The American artist Laromlab has released an album with chipmusic, with the only problem being that it wasn’t his own music. The music was made by YM Rockerz, more exactly Crazy Q, DMA-SC, Dubmood, and Lotek Style. Yesterday (April fool’s day) Laromlab wrote an apology and the record label are currently withdrawing the release. Read more about it at Dubmood’s blog. See what some demosceners have to say about it here (it’s not pretty). Don’t be too hard on the guy..
Update a few hours later: Seeing Dubmood’s comment, I will elaborate a bit more.
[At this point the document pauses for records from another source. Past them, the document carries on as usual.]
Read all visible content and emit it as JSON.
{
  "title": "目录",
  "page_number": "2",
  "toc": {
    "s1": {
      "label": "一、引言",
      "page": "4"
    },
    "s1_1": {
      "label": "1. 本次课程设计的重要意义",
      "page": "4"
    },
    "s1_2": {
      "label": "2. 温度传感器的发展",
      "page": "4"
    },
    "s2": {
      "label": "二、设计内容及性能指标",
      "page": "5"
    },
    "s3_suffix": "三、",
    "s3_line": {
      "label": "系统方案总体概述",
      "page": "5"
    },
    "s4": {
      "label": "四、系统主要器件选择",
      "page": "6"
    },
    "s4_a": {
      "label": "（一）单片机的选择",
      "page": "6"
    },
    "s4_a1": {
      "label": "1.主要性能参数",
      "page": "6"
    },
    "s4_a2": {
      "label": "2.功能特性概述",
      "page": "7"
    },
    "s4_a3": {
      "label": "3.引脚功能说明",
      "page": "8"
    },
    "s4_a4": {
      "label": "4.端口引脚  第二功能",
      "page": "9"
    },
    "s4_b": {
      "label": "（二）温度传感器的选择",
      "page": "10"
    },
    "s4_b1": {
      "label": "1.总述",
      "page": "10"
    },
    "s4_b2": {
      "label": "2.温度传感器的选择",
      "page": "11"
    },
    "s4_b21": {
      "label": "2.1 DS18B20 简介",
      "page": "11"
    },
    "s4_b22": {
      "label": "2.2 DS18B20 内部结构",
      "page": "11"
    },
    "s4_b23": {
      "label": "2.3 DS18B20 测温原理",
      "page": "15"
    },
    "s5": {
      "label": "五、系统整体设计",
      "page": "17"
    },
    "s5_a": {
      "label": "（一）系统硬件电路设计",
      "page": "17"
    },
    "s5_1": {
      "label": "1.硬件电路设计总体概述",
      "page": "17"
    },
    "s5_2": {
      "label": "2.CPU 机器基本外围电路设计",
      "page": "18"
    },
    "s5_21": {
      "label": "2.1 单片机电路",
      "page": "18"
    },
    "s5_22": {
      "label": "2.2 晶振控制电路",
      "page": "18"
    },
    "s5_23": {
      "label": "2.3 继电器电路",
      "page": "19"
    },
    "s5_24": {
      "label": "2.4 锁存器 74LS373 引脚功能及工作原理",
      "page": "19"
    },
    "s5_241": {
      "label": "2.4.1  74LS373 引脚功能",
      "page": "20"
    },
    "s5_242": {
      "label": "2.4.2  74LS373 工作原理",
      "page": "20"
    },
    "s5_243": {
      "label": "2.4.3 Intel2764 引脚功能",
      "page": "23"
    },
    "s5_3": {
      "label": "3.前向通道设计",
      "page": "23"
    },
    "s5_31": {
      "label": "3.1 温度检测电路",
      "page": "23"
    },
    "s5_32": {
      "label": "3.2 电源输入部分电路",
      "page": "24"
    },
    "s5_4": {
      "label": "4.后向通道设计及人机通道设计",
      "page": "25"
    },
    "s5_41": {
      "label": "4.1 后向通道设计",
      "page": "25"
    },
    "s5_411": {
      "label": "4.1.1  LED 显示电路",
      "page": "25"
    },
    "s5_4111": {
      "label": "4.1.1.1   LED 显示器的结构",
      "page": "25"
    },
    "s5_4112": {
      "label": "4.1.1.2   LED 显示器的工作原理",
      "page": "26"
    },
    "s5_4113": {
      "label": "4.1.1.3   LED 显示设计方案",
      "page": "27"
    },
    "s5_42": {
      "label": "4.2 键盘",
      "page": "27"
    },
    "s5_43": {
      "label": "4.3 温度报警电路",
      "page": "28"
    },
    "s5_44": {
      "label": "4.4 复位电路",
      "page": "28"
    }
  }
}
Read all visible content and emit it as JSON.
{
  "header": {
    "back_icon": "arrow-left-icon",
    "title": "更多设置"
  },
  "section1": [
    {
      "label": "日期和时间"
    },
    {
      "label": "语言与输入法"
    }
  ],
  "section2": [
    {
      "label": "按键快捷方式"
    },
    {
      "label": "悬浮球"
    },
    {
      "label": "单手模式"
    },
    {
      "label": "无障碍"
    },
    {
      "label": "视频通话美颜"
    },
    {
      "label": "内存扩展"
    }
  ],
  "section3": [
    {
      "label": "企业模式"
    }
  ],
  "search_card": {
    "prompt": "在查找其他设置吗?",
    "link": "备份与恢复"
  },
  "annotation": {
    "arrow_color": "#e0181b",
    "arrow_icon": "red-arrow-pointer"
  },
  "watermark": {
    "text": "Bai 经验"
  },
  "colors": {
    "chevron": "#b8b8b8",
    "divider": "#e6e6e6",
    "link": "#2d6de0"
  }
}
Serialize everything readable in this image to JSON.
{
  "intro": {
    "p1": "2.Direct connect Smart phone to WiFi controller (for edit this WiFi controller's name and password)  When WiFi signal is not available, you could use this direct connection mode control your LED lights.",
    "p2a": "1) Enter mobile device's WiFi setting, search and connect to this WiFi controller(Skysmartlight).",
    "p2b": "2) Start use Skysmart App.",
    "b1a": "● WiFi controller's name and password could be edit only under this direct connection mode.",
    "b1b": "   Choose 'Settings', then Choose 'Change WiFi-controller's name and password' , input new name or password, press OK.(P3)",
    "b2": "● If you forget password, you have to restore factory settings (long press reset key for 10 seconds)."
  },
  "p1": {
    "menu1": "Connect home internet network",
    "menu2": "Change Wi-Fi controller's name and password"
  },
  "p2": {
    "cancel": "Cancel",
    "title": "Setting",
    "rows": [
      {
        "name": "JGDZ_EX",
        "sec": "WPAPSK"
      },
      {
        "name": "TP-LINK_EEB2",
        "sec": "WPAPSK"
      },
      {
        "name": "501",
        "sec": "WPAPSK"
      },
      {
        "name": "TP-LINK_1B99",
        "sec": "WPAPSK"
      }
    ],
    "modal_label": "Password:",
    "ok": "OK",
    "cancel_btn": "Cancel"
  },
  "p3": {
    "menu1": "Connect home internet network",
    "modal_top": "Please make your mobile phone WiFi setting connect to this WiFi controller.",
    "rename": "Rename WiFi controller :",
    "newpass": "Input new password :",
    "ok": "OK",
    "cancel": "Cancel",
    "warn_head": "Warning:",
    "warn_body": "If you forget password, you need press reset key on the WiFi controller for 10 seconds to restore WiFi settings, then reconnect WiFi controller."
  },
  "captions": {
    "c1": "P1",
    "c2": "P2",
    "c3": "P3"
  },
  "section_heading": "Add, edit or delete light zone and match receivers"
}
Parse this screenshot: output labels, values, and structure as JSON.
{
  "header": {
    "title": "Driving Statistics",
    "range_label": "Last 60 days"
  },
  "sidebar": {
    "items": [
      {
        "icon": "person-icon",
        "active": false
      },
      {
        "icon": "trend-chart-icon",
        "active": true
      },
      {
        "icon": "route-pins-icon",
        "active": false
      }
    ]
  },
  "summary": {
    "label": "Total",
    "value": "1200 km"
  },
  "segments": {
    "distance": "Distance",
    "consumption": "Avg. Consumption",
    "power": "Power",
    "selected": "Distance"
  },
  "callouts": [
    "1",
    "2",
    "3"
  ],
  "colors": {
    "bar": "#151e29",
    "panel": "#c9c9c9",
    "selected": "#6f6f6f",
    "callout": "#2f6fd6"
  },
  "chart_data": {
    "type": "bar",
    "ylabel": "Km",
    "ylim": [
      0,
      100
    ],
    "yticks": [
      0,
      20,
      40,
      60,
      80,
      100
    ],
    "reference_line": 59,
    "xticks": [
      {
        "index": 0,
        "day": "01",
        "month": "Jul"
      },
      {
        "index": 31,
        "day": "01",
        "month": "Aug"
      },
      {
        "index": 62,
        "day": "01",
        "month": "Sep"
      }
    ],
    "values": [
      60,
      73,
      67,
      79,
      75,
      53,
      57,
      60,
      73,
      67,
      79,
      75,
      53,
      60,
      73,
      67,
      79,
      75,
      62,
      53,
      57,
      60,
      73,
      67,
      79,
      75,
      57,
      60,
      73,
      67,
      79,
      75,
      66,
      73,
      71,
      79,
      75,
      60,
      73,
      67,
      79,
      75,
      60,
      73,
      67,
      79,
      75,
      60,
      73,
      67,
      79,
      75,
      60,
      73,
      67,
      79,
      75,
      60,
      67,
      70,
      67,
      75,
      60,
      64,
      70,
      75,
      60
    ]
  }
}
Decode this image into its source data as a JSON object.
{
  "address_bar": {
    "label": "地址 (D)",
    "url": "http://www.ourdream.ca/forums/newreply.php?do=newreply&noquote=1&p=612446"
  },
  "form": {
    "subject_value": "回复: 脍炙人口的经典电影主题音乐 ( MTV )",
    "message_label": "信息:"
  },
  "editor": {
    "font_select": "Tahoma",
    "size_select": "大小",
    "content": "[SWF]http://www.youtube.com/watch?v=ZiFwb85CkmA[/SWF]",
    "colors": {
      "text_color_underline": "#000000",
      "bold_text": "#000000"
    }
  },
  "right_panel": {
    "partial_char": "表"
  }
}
I have just written a text about composers in the demoscene forming a sort of cultural ecology. The music distributed in the Amiga demoscene - mod-files - contained all the notes, instruments, and effects. It was open source - the listener had the same possibilities to study and alter the song, as the composer did. Since the demoscene operated essentially in the fringe of society, they had no judical problems with sampling records, movies, tv, radio, etc. This was made to a wide extent - usually without crediting the source. “Re-mediation” was also common - making bleepy covers of commercial hits or sampling and using tricks to make them fit into a few hundred kilobytes. On the other hand, using samples and music from fellow demoscene composers seems to have been considerred a lot more problematic. If you did this, the collective sanctioning of the demoscene would turn you into a lamer, sort of what happened to Timbaland. The point is: the demoscene, with its origins in the crackerscene, didn’t respect copyright outside of its community but had its own internal way of handling property and sanctioning.
The demoscene has its similarities with hiphop and mashups, because we all sample from external sources without being extremely picky with saying where it came from. (Although it is often essential that the listener recognizes the original, as Navas points out) This is made both in mainstream and underground culture, with the difference that most people can’t afford to pay money to do it legally. Money money money. It’s sometimes really refreshing to listen to music which is neither commercial or anti-capitalistic - just music. Chipmusic is a good example of this, or atleast it was. Now it’s not just possible to make money from chipmusic, but it’s also an argument to value how bad a case of extreme sampling (”stealing”) is, for example with Laromlab, Timbaland and Fitts for Fight.
Personally, I’ve had my (Creative Commons licensed) music used without permission/credit in both commercial (MTV) and public service contexts (Swedish radio and TV). I can get money for this, by reporting to copyright organizations such as IFPI, STIM, or SACEM. What I cannot do, without proper time and money to go to court, is making sure that my music won’t be used like this in the future. Although copyright means you cannot play a song for an audience without crediting the original author, the dominant sanctioning system is aimed at the economic part of copyright, not the attributional. Who cares if a song is played on the radio without credit, as long as the owner gets money?
Auhm, anyway. It’s ofcourse extremely silly to take a song and claim that you made it. I really don’t get that, eventhough I like sampling, remixing, mashups, etc. It’s a normal way of creating artifacts for a very long time, but what makes it difficult now is technology, copyright and individualism. There is nothing wrong with demanding people to give you credit for what you do, but it’s worth thinking about why it’s so important for you.
Maybe the way that demoscene handled intellectual property is getting more applicable again, when getting famous with your music is increasingly hard without it being available online, for everybody. Timbaland has been sampling for a long time, but last year the notorious music magazine Rolling Stone asked “Is Timbaland a thief?“. Could this have been caused by a “nerd army” and “the collective pride of a bunch of geeks and their ongoing war with mainstream media”? (xxlmag) I think it’s justified to fight back Timbaland’s arrogance, but since Laromlab is so obviously regretting what he made and probably fucked up future plans about his music making, maybe this is not the place for tabloid-style deamonizing?